Filed herewith and incorporated by reference herein are the following documents:
"VSS Central Processor to Channel Adapter Interface Specification";
"Chapter 5: `Firmware Implementation`";
"Z8000-A Processor Flowcharts";
"8X300 Channel Sequencer Flowcharts"; and
"DFGM Procedure Descriptions".
These documents are intended to further detail and make clear certain important aspects of the invention herein.

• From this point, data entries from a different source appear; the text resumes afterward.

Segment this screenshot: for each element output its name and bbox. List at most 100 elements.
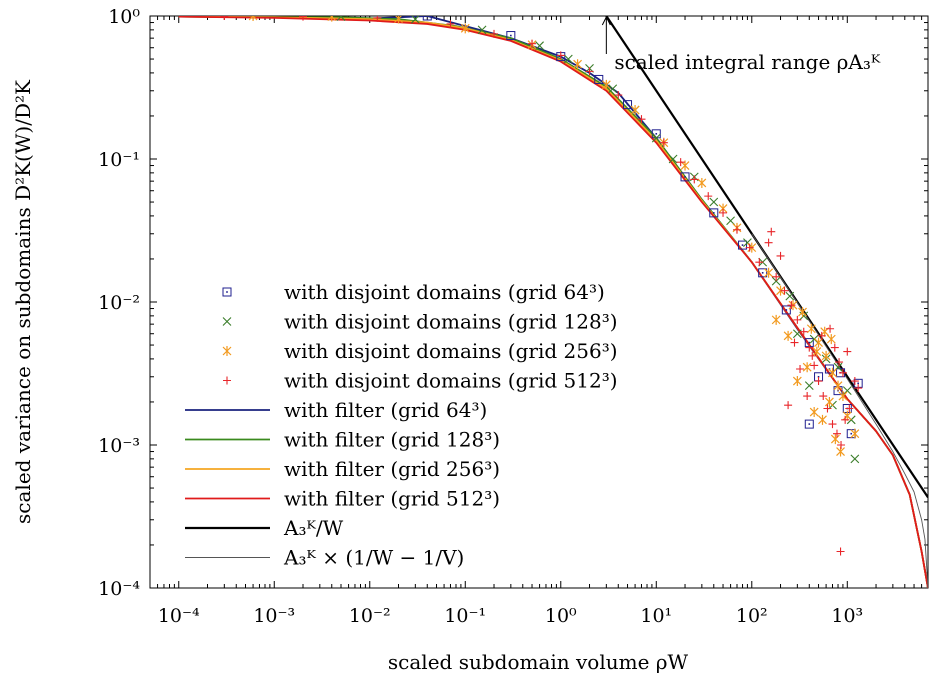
- legend-label: with filter (grid 64³): [284, 398, 487, 422]
- legend-marker: [222, 317, 232, 326]
- series-points-1: [336, 16, 860, 464]
- x-tick-label: 10⁰: [545, 605, 577, 627]
- data-point-dot: [850, 432, 853, 435]
- legend-label: with disjoint domains (grid 128³): [284, 310, 618, 334]
- x-tick-label: 10⁻¹: [444, 605, 486, 627]
- data-point: [490, 29, 499, 38]
- data-point: [651, 133, 661, 143]
- data-point: [792, 329, 802, 339]
- y-tick-label: 10⁻²: [98, 292, 140, 314]
- data-point-dot: [808, 423, 811, 425]
- y-tick-label: 10⁻³: [98, 435, 140, 457]
- data-point-dot: [684, 176, 686, 178]
- x-tick-label: 10³: [831, 605, 863, 627]
- data-point: [796, 364, 805, 373]
- data-point: [608, 84, 618, 94]
- data-point-dot: [741, 244, 744, 246]
- x-tick-label: 10⁻⁴: [158, 605, 200, 627]
- data-point: [833, 380, 843, 391]
- data-point: [327, 16, 337, 22]
- series-line-7: [178, 16, 928, 588]
- data-point: [783, 330, 793, 341]
- data-point: [563, 54, 573, 64]
- data-point: [817, 331, 826, 340]
- data-point: [850, 377, 859, 386]
- data-point: [808, 351, 817, 360]
- data-point: [850, 428, 860, 439]
- data-point: [726, 216, 735, 226]
- data-point: [780, 286, 789, 295]
- data-point: [809, 334, 819, 344]
- legend-label: with disjoint domains (grid 64³): [284, 280, 605, 304]
- x-axis-label: scaled subdomain volume ρW: [388, 650, 689, 674]
- data-point: [814, 377, 823, 386]
- data-point: [821, 350, 831, 361]
- data-point: [830, 434, 840, 445]
- data-point-dot: [712, 212, 715, 214]
- data-point: [528, 39, 537, 48]
- annotation-arrowhead: [601, 15, 611, 26]
- data-point: [394, 16, 403, 24]
- series-points-2: [248, 16, 860, 457]
- data-point: [585, 67, 594, 76]
- legend-marker-dot: [226, 291, 228, 293]
- data-point: [832, 429, 841, 438]
- data-point: [804, 381, 814, 391]
- data-point: [787, 301, 796, 310]
- data-point: [814, 337, 823, 348]
- data-point: [805, 343, 814, 352]
- data-point-dot: [761, 272, 764, 274]
- data-point: [767, 227, 776, 236]
- data-point: [556, 51, 565, 60]
- data-point: [709, 197, 719, 207]
- data-point-dot: [510, 34, 512, 37]
- legend-label: with disjoint domains (grid 512³): [284, 369, 618, 393]
- series-points-3: [220, 16, 863, 556]
- data-point: [755, 258, 764, 267]
- data-point: [823, 404, 832, 413]
- data-point: [410, 16, 420, 24]
- data-point: [809, 407, 819, 418]
- data-point: [446, 19, 455, 28]
- legend-label: A₃ᴷ × (1/W − 1/V): [283, 546, 464, 570]
- legend: with disjoint domains (grid 64³) with dis…: [185, 280, 618, 570]
- data-point: [771, 314, 781, 325]
- data-point-dot: [808, 341, 811, 344]
- data-point: [838, 368, 847, 377]
- data-point: [764, 238, 773, 247]
- x-tick-label: 10²: [736, 605, 768, 627]
- data-point: [792, 376, 802, 387]
- data-point: [690, 175, 699, 184]
- data-point: [680, 160, 690, 171]
- data-point: [732, 225, 741, 234]
- data-point: [676, 158, 685, 167]
- data-point: [745, 243, 754, 252]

The document entitled VSS Central Processor to Channel Adapter Interface Specification describes in detail the nature of the interface between the Magnuson central processor, as used in the presently preferred embodiment of the invention described above, and the channel adapter, which, as described above is a specially designed and manufactured hardware device comprising the Z8000 microprocessor and 8X300 channel sequencer units. It will be appreciated by those skilled in the art that the interface specification is very useful as it details the communications facilities required between the various intelligent subunits of the virtual storage system of the invention.
Chapter 5 "Firmware Implementation" describes in verbal terms the functions of the various subportions of the microcodes which execute on the Z8000 microprocessor and the 8X300 channel sequencer. This document describes the interplay between these two intelligent units, and taken together with the Z8000 CA Processor Flowcharts and the 8X300 Channel Sequencer Flowcharts also provided, fully details the microcode requirements and the detailed microcode implementation of the channel adapter.
Finally, the DFGM Procedure Description document describes a portion of the software which runs on the Magnuson central processor, or VCP, in the virtual storage system of the invention. The document provided describes the software which performs the function of DASD (for Direct Access Storage Device, i.e., disk drives) Frame Group Management, hence the indication DFGM. The DASD Frame Group concept is described in this application in the discussion referring to FIG. 11. Chapter 1 of the DFGM Procedure Description describes the data structure, detailing the variables which are used by the software to implement the data frame group management function. Chapter 2 of the document comprises verbal descriptions of the functions of the various subportions of this software. Those skilled in the art will recognize that this software is written in the programming language PASCAL. In the preferred embodiment, it runs on the Magnuson CPU using IBM's DOS/VS, Release 34 operating system.
It is believed that given the above description of the invention, together with the concurrently filed documents just described, those skilled in the art would have no difficulty in implementing the apparatus and method of the invention as claimed below.
While a preferred embodiment of the invention has been disclosed and described above, it will be understood by those skilled in the art that there are numerous modifications and improvements which can be made to the system of the invention without departing from its essential spirit and scope which is to be limited only only by the following claims.